The chemistry of fermented coffee
Hardcore coffee aficionados are always on the lookout for the next big twist on the world's favorite caffeinated beverage, and these days it's fermented coffee that is turning heads and tickling taste buds with its distinctive fruity notes. Scientists in Switzerland conducted experiments with fermented coffee in hopes of identifying the specific chemical compounds behind the beverage's unusual flavor profile.
"There are now flavors that people are creating that no one would have ever associated with coffee in the past," said Chahan Yeretzian, a scientist at the Coffee Excellence Center at Zurich University of Applied Sciences, who presented the research during a recent American Chemical Society meeting in Indianapolis. "The flavors in fermented coffee, for example, are often more akin to fruit juices."
Most coffee is a little fermented since it happens naturally as wet-processed beans soak, breaking down enzymes and producing sugars. It also makes it easier to remove the husk and pulp. In this case, we're talking about green coffee beans that have already been through that initial processing. The beans are then soaked in water spiked with carefully selected strains of yeasts and bacteria and left to ferment for a couple of days. Often fruit or other flavors are added during this stage or the beans are fermented in barrels previously used to store whiskey, rum, or other liquors. Then the beans are washed and dried, and roasted as usual.
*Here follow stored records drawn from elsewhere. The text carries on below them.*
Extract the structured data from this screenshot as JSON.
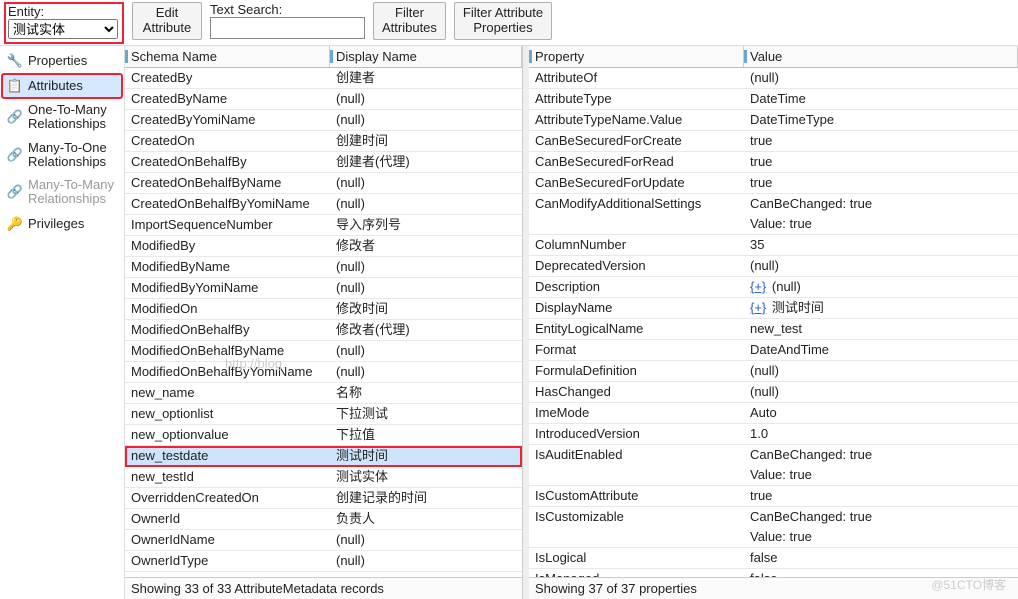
{
  "top": {
    "entity_label": "Entity:",
    "entity_value": "测试实体",
    "edit_attribute": "Edit\nAttribute",
    "text_search_label": "Text Search:",
    "text_search_value": "",
    "filter_attributes": "Filter\nAttributes",
    "filter_attribute_properties": "Filter Attribute\nProperties"
  },
  "sidebar": {
    "items": [
      {
        "label": "Properties",
        "icon": "properties-icon"
      },
      {
        "label": "Attributes",
        "icon": "attributes-icon",
        "selected": true,
        "highlight": true
      },
      {
        "label": "One-To-Many Relationships",
        "icon": "one-to-many-icon"
      },
      {
        "label": "Many-To-One Relationships",
        "icon": "many-to-one-icon"
      },
      {
        "label": "Many-To-Many Relationships",
        "icon": "many-to-many-icon",
        "disabled": true
      },
      {
        "label": "Privileges",
        "icon": "privileges-icon"
      }
    ]
  },
  "attributes": {
    "headers": [
      "Schema Name",
      "Display Name"
    ],
    "rows": [
      {
        "schema": "CreatedBy",
        "display": "创建者"
      },
      {
        "schema": "CreatedByName",
        "display": "(null)"
      },
      {
        "schema": "CreatedByYomiName",
        "display": "(null)"
      },
      {
        "schema": "CreatedOn",
        "display": "创建时间"
      },
      {
        "schema": "CreatedOnBehalfBy",
        "display": "创建者(代理)"
      },
      {
        "schema": "CreatedOnBehalfByName",
        "display": "(null)"
      },
      {
        "schema": "CreatedOnBehalfByYomiName",
        "display": "(null)"
      },
      {
        "schema": "ImportSequenceNumber",
        "display": "导入序列号"
      },
      {
        "schema": "ModifiedBy",
        "display": "修改者"
      },
      {
        "schema": "ModifiedByName",
        "display": "(null)"
      },
      {
        "schema": "ModifiedByYomiName",
        "display": "(null)"
      },
      {
        "schema": "ModifiedOn",
        "display": "修改时间"
      },
      {
        "schema": "ModifiedOnBehalfBy",
        "display": "修改者(代理)"
      },
      {
        "schema": "ModifiedOnBehalfByName",
        "display": "(null)"
      },
      {
        "schema": "ModifiedOnBehalfByYomiName",
        "display": "(null)"
      },
      {
        "schema": "new_name",
        "display": "名称"
      },
      {
        "schema": "new_optionlist",
        "display": "下拉测试"
      },
      {
        "schema": "new_optionvalue",
        "display": "下拉值"
      },
      {
        "schema": "new_testdate",
        "display": "测试时间",
        "selected": true,
        "highlight": true
      },
      {
        "schema": "new_testId",
        "display": "测试实体"
      },
      {
        "schema": "OverriddenCreatedOn",
        "display": "创建记录的时间"
      },
      {
        "schema": "OwnerId",
        "display": "负责人"
      },
      {
        "schema": "OwnerIdName",
        "display": "(null)"
      },
      {
        "schema": "OwnerIdType",
        "display": "(null)"
      }
    ],
    "status": "Showing 33 of 33 AttributeMetadata records"
  },
  "properties": {
    "headers": [
      "Property",
      "Value"
    ],
    "rows": [
      {
        "prop": "AttributeOf",
        "value": "(null)"
      },
      {
        "prop": "AttributeType",
        "value": "DateTime"
      },
      {
        "prop": "AttributeTypeName.Value",
        "value": "DateTimeType"
      },
      {
        "prop": "CanBeSecuredForCreate",
        "value": "true"
      },
      {
        "prop": "CanBeSecuredForRead",
        "value": "true"
      },
      {
        "prop": "CanBeSecuredForUpdate",
        "value": "true"
      },
      {
        "prop": "CanModifyAdditionalSettings",
        "value": "CanBeChanged: true\nValue: true"
      },
      {
        "prop": "ColumnNumber",
        "value": "35"
      },
      {
        "prop": "DeprecatedVersion",
        "value": "(null)"
      },
      {
        "prop": "Description",
        "value": "(null)",
        "expand": true
      },
      {
        "prop": "DisplayName",
        "value": "测试时间",
        "expand": true
      },
      {
        "prop": "EntityLogicalName",
        "value": "new_test"
      },
      {
        "prop": "Format",
        "value": "DateAndTime"
      },
      {
        "prop": "FormulaDefinition",
        "value": "(null)"
      },
      {
        "prop": "HasChanged",
        "value": "(null)"
      },
      {
        "prop": "ImeMode",
        "value": "Auto"
      },
      {
        "prop": "IntroducedVersion",
        "value": "1.0"
      },
      {
        "prop": "IsAuditEnabled",
        "value": "CanBeChanged: true\nValue: true"
      },
      {
        "prop": "IsCustomAttribute",
        "value": "true"
      },
      {
        "prop": "IsCustomizable",
        "value": "CanBeChanged: true\nValue: true"
      },
      {
        "prop": "IsLogical",
        "value": "false"
      },
      {
        "prop": "IsManaged",
        "value": "false"
      }
    ],
    "status": "Showing 37 of 37 properties"
  },
  "expand_glyph": "{+}",
  "watermark_url": "http://blog.",
  "watermark_footer": "@51CTO博客"
}
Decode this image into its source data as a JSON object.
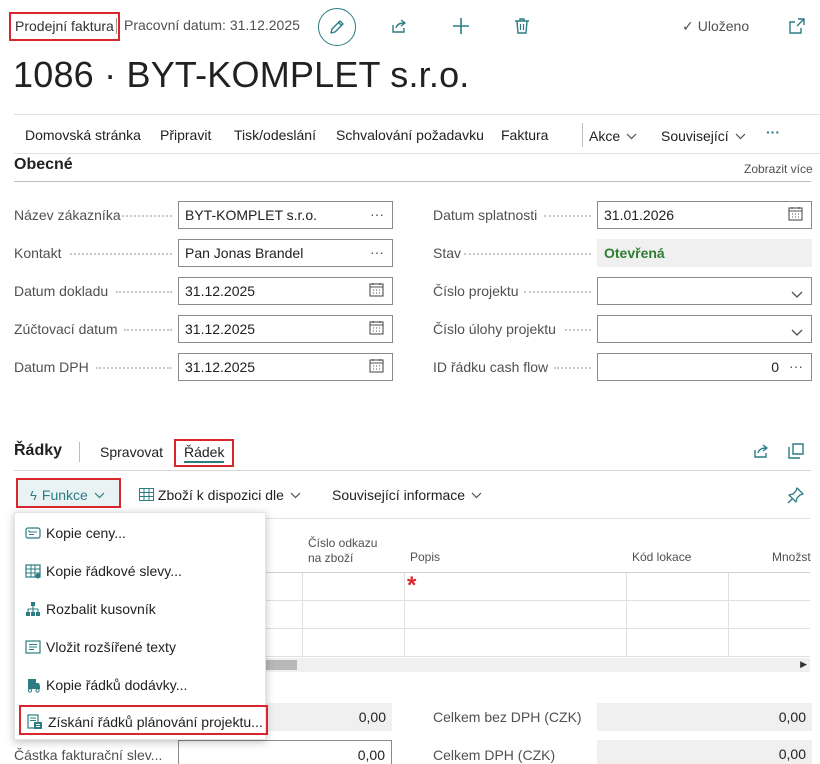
{
  "header": {
    "page_type": "Prodejní faktura",
    "work_date": "Pracovní datum: 31.12.2025",
    "saved_status": "Uloženo"
  },
  "title": "1086 · BYT-KOMPLET s.r.o.",
  "actions": {
    "home": "Domovská stránka",
    "prepare": "Připravit",
    "print_send": "Tisk/odeslání",
    "request_approval": "Schvalování požadavku",
    "invoice": "Faktura",
    "actions": "Akce",
    "related": "Související",
    "more": "···"
  },
  "general": {
    "title": "Obecné",
    "show_more": "Zobrazit více",
    "customer_name": {
      "label": "Název zákazníka",
      "value": "BYT-KOMPLET s.r.o."
    },
    "contact": {
      "label": "Kontakt",
      "value": "Pan Jonas Brandel"
    },
    "document_date": {
      "label": "Datum dokladu",
      "value": "31.12.2025"
    },
    "posting_date": {
      "label": "Zúčtovací datum",
      "value": "31.12.2025"
    },
    "vat_date": {
      "label": "Datum DPH",
      "value": "31.12.2025"
    },
    "due_date": {
      "label": "Datum splatnosti",
      "value": "31.01.2026"
    },
    "status": {
      "label": "Stav",
      "value": "Otevřená",
      "color": "#2f7d32"
    },
    "project_no": {
      "label": "Číslo projektu",
      "value": ""
    },
    "project_task_no": {
      "label": "Číslo úlohy projektu",
      "value": ""
    },
    "cash_flow_line_id": {
      "label": "ID řádku cash flow",
      "value": "0"
    }
  },
  "lines": {
    "title": "Řádky",
    "tabs": [
      "Spravovat",
      "Řádek"
    ],
    "functions_label": "Funkce",
    "item_availability": "Zboží k dispozici dle",
    "related_info": "Související informace",
    "columns": [
      "Číslo odkazu na zboží",
      "Popis",
      "Kód lokace",
      "Množst"
    ],
    "col_ref_line1": "Číslo odkazu",
    "col_ref_line2": "na zboží"
  },
  "functions_menu": [
    {
      "label": "Kopie ceny...",
      "icon": "price-list-icon"
    },
    {
      "label": "Kopie řádkové slevy...",
      "icon": "discount-grid-icon"
    },
    {
      "label": "Rozbalit kusovník",
      "icon": "bom-tree-icon"
    },
    {
      "label": "Vložit rozšířené texty",
      "icon": "text-list-icon"
    },
    {
      "label": "Kopie řádků dodávky...",
      "icon": "shipment-truck-icon"
    },
    {
      "label": "Získání řádků plánování projektu...",
      "icon": "project-planning-icon"
    }
  ],
  "totals": {
    "left_value_1": "0,00",
    "invoice_discount_label": "Částka fakturační slev...",
    "invoice_discount_value": "0,00",
    "total_excl_vat_label": "Celkem bez DPH (CZK)",
    "total_excl_vat_value": "0,00",
    "total_vat_label": "Celkem DPH (CZK)",
    "total_vat_value": "0,00"
  },
  "colors": {
    "accent": "#2b7c83",
    "highlight": "#d9262e",
    "status_green": "#2f7d32"
  }
}
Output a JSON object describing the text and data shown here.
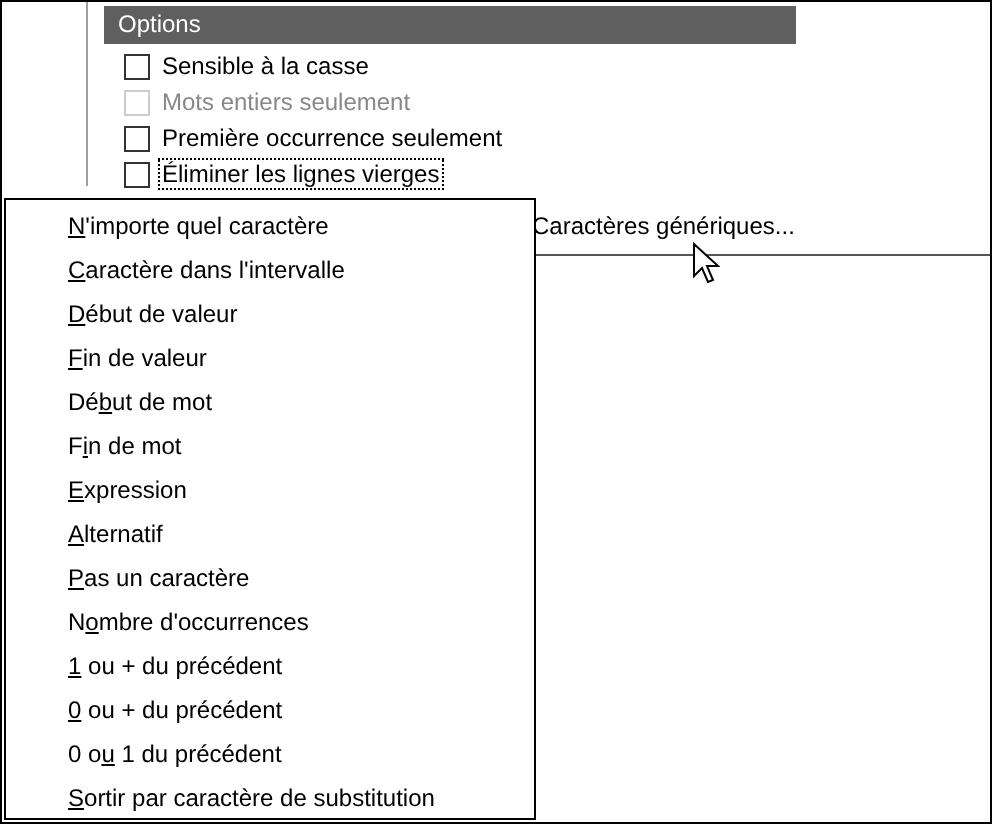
{
  "options": {
    "title": "Options",
    "checkboxes": [
      {
        "label": "Sensible à la casse",
        "checked": false,
        "disabled": false,
        "focused": false
      },
      {
        "label": "Mots entiers seulement",
        "checked": false,
        "disabled": true,
        "focused": false
      },
      {
        "label": "Première occurrence seulement",
        "checked": false,
        "disabled": false,
        "focused": false
      },
      {
        "label": "Éliminer les lignes vierges",
        "checked": false,
        "disabled": false,
        "focused": true
      }
    ]
  },
  "wildcards_button": {
    "label": "Caractères génériques..."
  },
  "menu": {
    "items": [
      {
        "accel": "N",
        "after": "'importe quel caractère"
      },
      {
        "accel": "C",
        "after": "aractère dans l'intervalle"
      },
      {
        "accel": "D",
        "after": "ébut de valeur"
      },
      {
        "accel": "F",
        "after": "in de valeur"
      },
      {
        "before": "Dé",
        "accel": "b",
        "after": "ut de mot"
      },
      {
        "before": "F",
        "accel": "i",
        "after": "n de mot"
      },
      {
        "accel": "E",
        "after": "xpression"
      },
      {
        "accel": "A",
        "after": "lternatif"
      },
      {
        "accel": "P",
        "after": "as un caractère"
      },
      {
        "before": "N",
        "accel": "o",
        "after": "mbre d'occurrences"
      },
      {
        "accel": "1",
        "after": " ou + du précédent"
      },
      {
        "accel": "0",
        "after": " ou + du précédent"
      },
      {
        "before": "0 o",
        "accel": "u",
        "after": " 1 du précédent"
      },
      {
        "accel": "S",
        "after": "ortir par caractère de substitution"
      }
    ]
  }
}
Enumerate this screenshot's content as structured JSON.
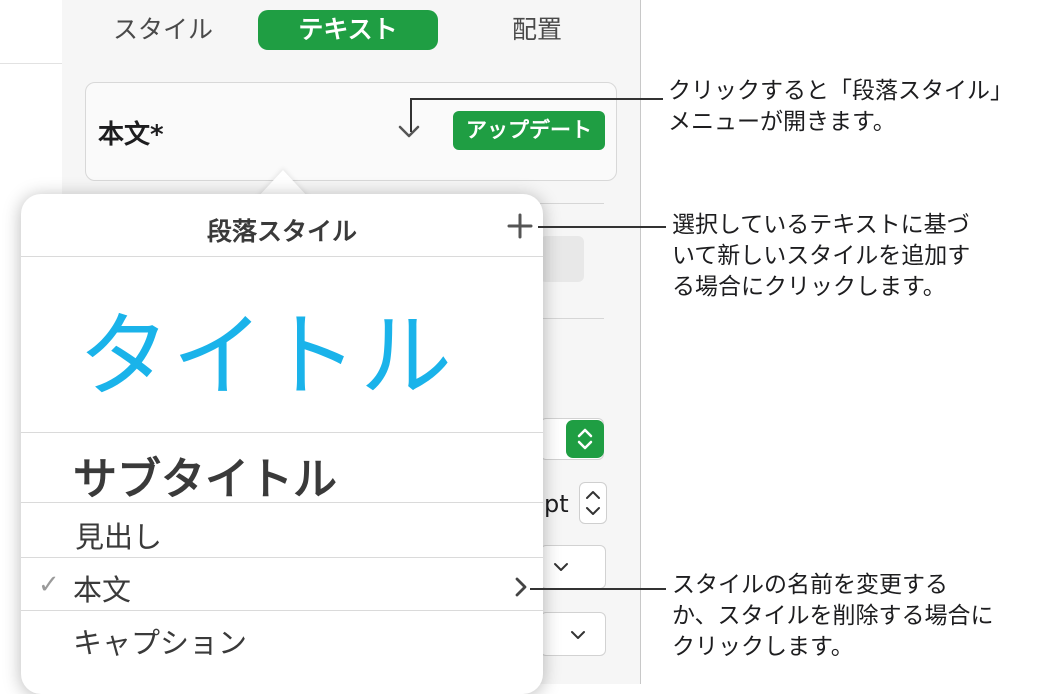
{
  "tabs": [
    {
      "label": "スタイル",
      "active": false
    },
    {
      "label": "テキスト",
      "active": true
    },
    {
      "label": "配置",
      "active": false
    }
  ],
  "paragraph_style": {
    "current": "本文*",
    "update_button": "アップデート"
  },
  "popover": {
    "title": "段落スタイル",
    "items": [
      {
        "label": "タイトル",
        "color": "#1ab3ea"
      },
      {
        "label": "サブタイトル"
      },
      {
        "label": "見出し"
      },
      {
        "label": "本文",
        "selected": true
      },
      {
        "label": "キャプション"
      }
    ]
  },
  "background": {
    "unit_label": "pt"
  },
  "callouts": {
    "menu": [
      "クリックすると「段落スタイル」",
      "メニューが開きます。"
    ],
    "add": [
      "選択しているテキストに基づ",
      "いて新しいスタイルを追加す",
      "る場合にクリックします。"
    ],
    "rename": [
      "スタイルの名前を変更する",
      "か、スタイルを削除する場合に",
      "クリックします。"
    ]
  },
  "colors": {
    "accent_green": "#1f9e43",
    "title_blue": "#1ab3ea"
  }
}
Yeretzian and research associate Samo Smrke used arabica beans and divided them into three batches. In the first batch, the beans were washed, and the mucilage (the inner layer of the pulp) was stripped away before being dried. For the second batch, they removed the skin (husk) from the beans but left the mucilage. And for the third batch, they fermented the beans in stainless steel tanks using carbonic maceration, the same process for making wine. This process involves infusing the tanks with carbon dioxide to create an anaerobic environment to lower the pH while the beans ferment.
For the chemical analysis, Yeretzian and his colleagues used a combination of gas chromatography, which separates volatile chemical compounds in a given substance into individual components, and mass spectrometry, which identifies those components. They also recruited a panel of human "sniffers" since flavor and smell are closely related. And the human nose can sometimes detect scents at very low concentrations that might elude the mass spectrometer, though perception of smells can be quite subjective.
"We're using people to detect scents, and everybody perceives flavors a little differently," Smrke said. "But in this case, the panel was very consistent in the smells they described. So, what is traditionally considered a challenge was actually not an issue because the aromas were so clear."
The experiments yielded six distinct compounds that contribute to the unique flavor of fermented coffee. However, the team was only able to definitively identify three: 2-methylpropanal, 3-methylbutanal and ethyl 3-methylbutanoate, all associated with distinctive "raspberry notes with a hint of rose water," per Yeretzian and Smrke. The other three compounds were detected by the human sniffers but eluded the mass spectrometer.
Understanding how the aromas are generated will help producers master and perhaps standardize their fermentation processes, per Yeretzian, which is currently largely done by trial and error. Fermented coffees are quite expensive and not always readily available, but standardization could scale up their availability. "We hope to bring these flavors to the average consumer so they can also experience these coffees with very unique, fruity, and delicious flavors," Smrke said.